Saturday, May 4, 2013

Family Tree "Oopses"

Greetings and Happy Cinco de Mayo tomorrow!
Sarah Dawson
Benight's Headstone

My Bennight line currently ends with William (1795) and Sarah Bennight (1804), both born in South Carolina. Other than their children’s names, that is all we know about them. A few years ago my brother found a marriage record for William D. Bennight and Sarah Jane Dawson, married November 11, 1866, and we were so excited!

In my "on-again-off-again way," I started researching this family more to see what else I could discover. It didn’t take long to notice that if this was the marriage record for our William and Sarah, a few things weren’t lining up quite right. For example, they would have been 71 and 62 years old when they got married. Hmm, this was going to require some more digging. 

The funny thing is, when I started looking for records on, I noticed several family trees had listed this as the correct marriage record for these two, despite their advanced ages. It kept nagging at me and I was getting a very unsettled feeling about it, so I finally decided to focus all of my attention on figuring this out. Luckily for me, it didn’t take too long to get the story straight once I started looking at the census records, death records, Civil War records, and Find A Grave records - - - this wasn’t the marriage record for our great-great grandparents. **frowny face**

William Danford Benight (1842) first married Sarah Jane Dawson’s sister, Nancy Millie Dawson, who died soon thereafter in 1866 (no children). He then married Sarah Jane Dawson that same year, and they had five children (see below). Sarah died in 1890. His third wife was Mary H. Grinlin, and they had twins, Bessie and Jesse, in 1893. I found a few generations of William Danford Benight’s ancestors, as well, and so far there is no connection to my family.

But, on the bright side, I have another section of the puzzle put together correctly, and I don’t have that nagging feeling anymore. Since I still think all of the Benights/Bennights in the US are related, I expect to someday figure out how this piece fits into my own family tree.

Happy Searching, Loraine


  1. Benight with one 'n' looks so weird. They're probably the weird side of the family.=)

  2. Actually, I've seen Bennight/Benight spelled both ways for the same person, even in the same paragraph on these old records. It seems like people didn't obsess over correct spelling so much 150 years ago. (I agree, though, it's hard to get used to seeing it spelled "wrong")

  3. This is my tree. & yes we are the bat-crap crazy side :P William was my great-great-grandfather. His third wife was the mother of his daughter-in-law Elizabeth Lucinda Gimlin Benight Chandler. (This can get confusing here... He was a widow & father to Wesley Grant Benight, & Mary was a widow & mother to "Lizzie" & they hooked up & had the twins Bessie & Jessie.
    William was born in Vigo County Indiana. From what I have researched in the Benight history is that there were two brothers, one family spelled the name with one "N" & the other with 2 "N"'s actually this is how I keep them strait. I'm glad your side chose to spell it wrong, lol! Here is where you run into another problem though- "my" William was William Danford Benight. In his civil war records his name is spelled William B Benight & ALSO William B Bennight-- the b was supposed to be a D, the military wrote it down wrong- Anyhoo- much info about this side.

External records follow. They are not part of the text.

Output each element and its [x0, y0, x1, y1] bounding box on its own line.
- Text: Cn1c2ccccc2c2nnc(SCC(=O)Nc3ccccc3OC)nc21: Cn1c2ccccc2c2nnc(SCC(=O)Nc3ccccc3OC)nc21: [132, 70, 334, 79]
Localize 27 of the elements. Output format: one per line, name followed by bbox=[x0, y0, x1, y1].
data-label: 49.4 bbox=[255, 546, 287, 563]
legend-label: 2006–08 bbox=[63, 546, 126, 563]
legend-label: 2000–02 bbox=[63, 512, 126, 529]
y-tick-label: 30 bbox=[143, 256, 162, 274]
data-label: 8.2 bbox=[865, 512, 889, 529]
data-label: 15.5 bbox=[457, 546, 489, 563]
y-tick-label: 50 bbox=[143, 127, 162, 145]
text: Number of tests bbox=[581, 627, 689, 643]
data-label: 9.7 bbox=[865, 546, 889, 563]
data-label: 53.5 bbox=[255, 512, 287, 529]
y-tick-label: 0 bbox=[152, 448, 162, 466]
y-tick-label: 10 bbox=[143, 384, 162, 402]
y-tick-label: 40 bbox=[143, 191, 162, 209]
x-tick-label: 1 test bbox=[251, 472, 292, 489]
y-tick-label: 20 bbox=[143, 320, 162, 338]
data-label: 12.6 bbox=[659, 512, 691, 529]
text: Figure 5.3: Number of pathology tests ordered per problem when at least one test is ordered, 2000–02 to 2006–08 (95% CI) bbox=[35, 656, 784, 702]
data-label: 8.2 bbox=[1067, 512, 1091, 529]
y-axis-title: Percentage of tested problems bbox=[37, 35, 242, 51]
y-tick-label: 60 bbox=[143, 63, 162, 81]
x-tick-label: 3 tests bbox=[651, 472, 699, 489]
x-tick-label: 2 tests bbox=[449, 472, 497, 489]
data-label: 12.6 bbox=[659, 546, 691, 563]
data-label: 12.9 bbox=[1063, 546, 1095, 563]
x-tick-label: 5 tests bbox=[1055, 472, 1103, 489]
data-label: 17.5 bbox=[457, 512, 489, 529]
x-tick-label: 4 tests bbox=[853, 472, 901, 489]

    1. Hey! Great to hear from you, Cindee70. And thanks for the info about the Gimlins, I didn't know that. I saw a note on Find A Grave about that middle initial B versus D. Things like that can drive me crazy when I'm trying to figure out who's who. And what about Bennights showing up on records as Bennetts? I'll keep my less-common name, thank you! It makes the research easier.

  4. No problem Loraine, I have been working on my family tree for about 13 years & it can get confusing at times. The Bennights and the Benights are related. There is a free google book about the names & spellings all being related to the Bennett name. Google "Benight Bennett" in google books, should bring it up. Family legend is the name originally was Benoit, & family origins were southern France, to England, to America... Americanized name was Bennett, Benet, Bennet, & Benight. Also our side has always pronounced the name as "BUH night". I'm always searching for new info.

  5. I've heard those stories about the variations of the name, too. Fascinating, huh? So you pronounce it BUH-night? That means it doesn't rhyme for my blog title. If you live in the south, I can certainly imagine that BUH-night is the way to say it. I've heard people from the south pronounce my name LO-raine. If you would like to view my family tree on Ancestry, shoot me your email address and 'll send an invitation.

  6. I remember my Gpa Denferd Benight (his name was supposed to be Danford named after William Danford Benight but they wrote it down in the birth records, etc so they ended up calling him Denford) saying that his family always pronounced it BUH-night. Gpa Benight's father, (Wesley) paid a man to run for land in the Ok land run, a claim was staked & Wes & family moved from Illinois to OK by covered wagon. I'm sure they had a blast with 8 kids yelling "are we there yet?!" GPA Benight was the youngest #9 & he wasn't born until 1910 in OK. There are a bevy of Benight's in OK. Mainly in Eastern Ok, around Tulsa area.